Les femmes de 68
Les femmes de 68, appelons-les ainsi, étaient des combattantes pas des délatrices. Je range sous ce nom les très jeunes femmes du baby-boom et leurs prédécesseurEs, féministes actives plaidant pour une cause, c’est à dire pour toutes.
C’est peu dire que j’ai été interrogée par l’« affaire Matzneff », et avant elle par l’affaire Polanski et l’affaire Haenel, la dernière étant la seule à porter le nom de la femme qui l’a portée. Quand en 1971 a été publié le manifeste pour le droit à l’avortement, 343 femmes dont l’avocate Gisèle Halimi et de nombreuses actrices et écrivaines (Micheline Presle, Stephane Audran, Marie-France Pisier, Bernadette Lafon, Anne Wiazemski…) ont mis leur carrière en péril et risqué une condamnation pénale pour défendre un droit. Pas une qui ait eu l’idée de dénoncer l’individu coupable de les avoir engrossées, bien que, étant donné l’âge de certaines, toutes n’étaient pas majeures* à ce moment. L’hebdomadaire satyrique Charlie Hebdo fit, non sans humour, sa Une de cette question : « Qui a engrossé les 343 salopes du manifeste pour l’avortement ? ».

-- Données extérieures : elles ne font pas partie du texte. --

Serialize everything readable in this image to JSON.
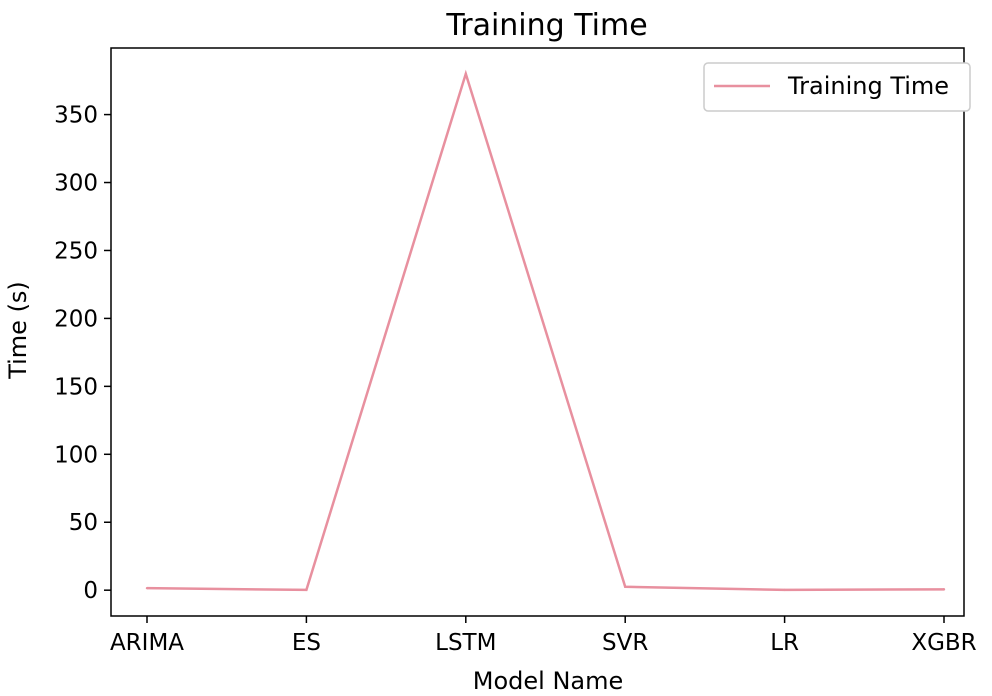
{
  "chart_data": {
    "type": "line",
    "title": "Training Time",
    "xlabel": "Model Name",
    "ylabel": "Time (s)",
    "categories": [
      "ARIMA",
      "ES",
      "LSTM",
      "SVR",
      "LR",
      "XGBR"
    ],
    "series": [
      {
        "name": "Training Time",
        "values": [
          1.5,
          0.2,
          380,
          2.5,
          0.2,
          0.6
        ],
        "color": "#e8909f"
      }
    ],
    "yticks": [
      0,
      50,
      100,
      150,
      200,
      250,
      300,
      350
    ],
    "ylim": [
      -19,
      399
    ],
    "grid": false,
    "legend_position": "top-right"
  }
}
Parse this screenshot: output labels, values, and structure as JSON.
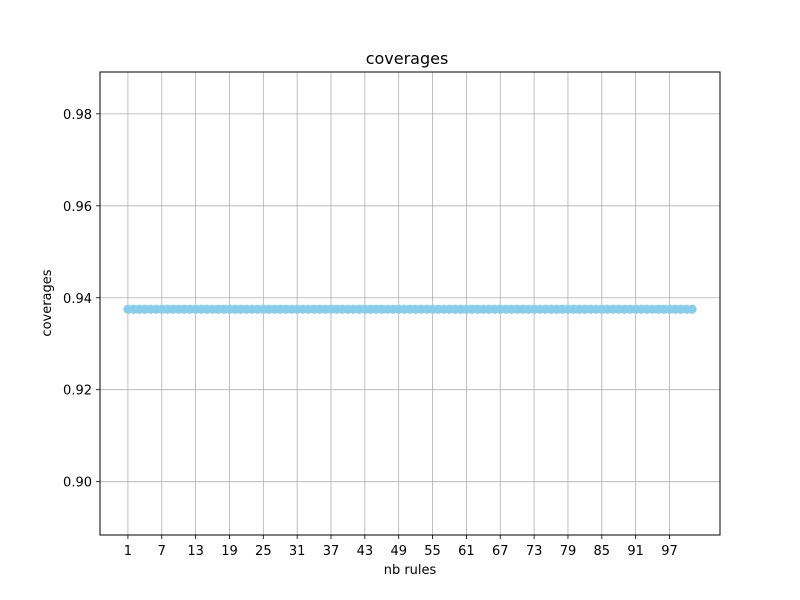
{
  "chart_data": {
    "type": "scatter",
    "title": "coverages",
    "xlabel": "nb rules",
    "ylabel": "coverages",
    "xlim": [
      -3.95,
      105.95
    ],
    "ylim": [
      0.8884,
      0.9891
    ],
    "xticks": [
      1,
      7,
      13,
      19,
      25,
      31,
      37,
      43,
      49,
      55,
      61,
      67,
      73,
      79,
      85,
      91,
      97
    ],
    "yticks": [
      0.9,
      0.92,
      0.94,
      0.96,
      0.98
    ],
    "ytick_labels": [
      "0.90",
      "0.92",
      "0.94",
      "0.96",
      "0.98"
    ],
    "grid": true,
    "marker_color": "#87ceeb",
    "x_start": 1,
    "x_end": 101,
    "y_value": 0.9375
  }
}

Autres temps, autres mœurs ? Les mœurs que dénoncent bien tardivement les 3 « affaires » qui font aujourd’hui l’actualité sont les mœurs d’un milieu littéraire et artistique bien éloigné de celui du temps. Alors qu’elles se produisaient à Paris ou à New York, une professeure de 35 ans, inconnue de tous, fut condamnée et se suicida pour avoir aimé son élève de 17 ans. Gabrielle Russier, Gabriel Matzneff, un même prénom qui alerte sur le fait qu’être une femme n’était pas un atout et que la permissivité ne dépassait guère une sphère étroite et, si j’ose dire, privilégiée. Les parents du jeune élève portèrent plainte, la mère de la victime de Matzneff, elle-même appartenant au cénacle littéraire, ne leva pas le petit doigt alors que l’adolescente suivait l’écrivain jusque sur les plateaux de télé.
Je redoute l’indignation tardive, voire de circonstance, quelquefois même orchestrée dans un contexte promotionnel. Je déteste le féminisme plaintif et la dénonciation individuelle, le but en toutes choses n’a de vrai sens que collectif.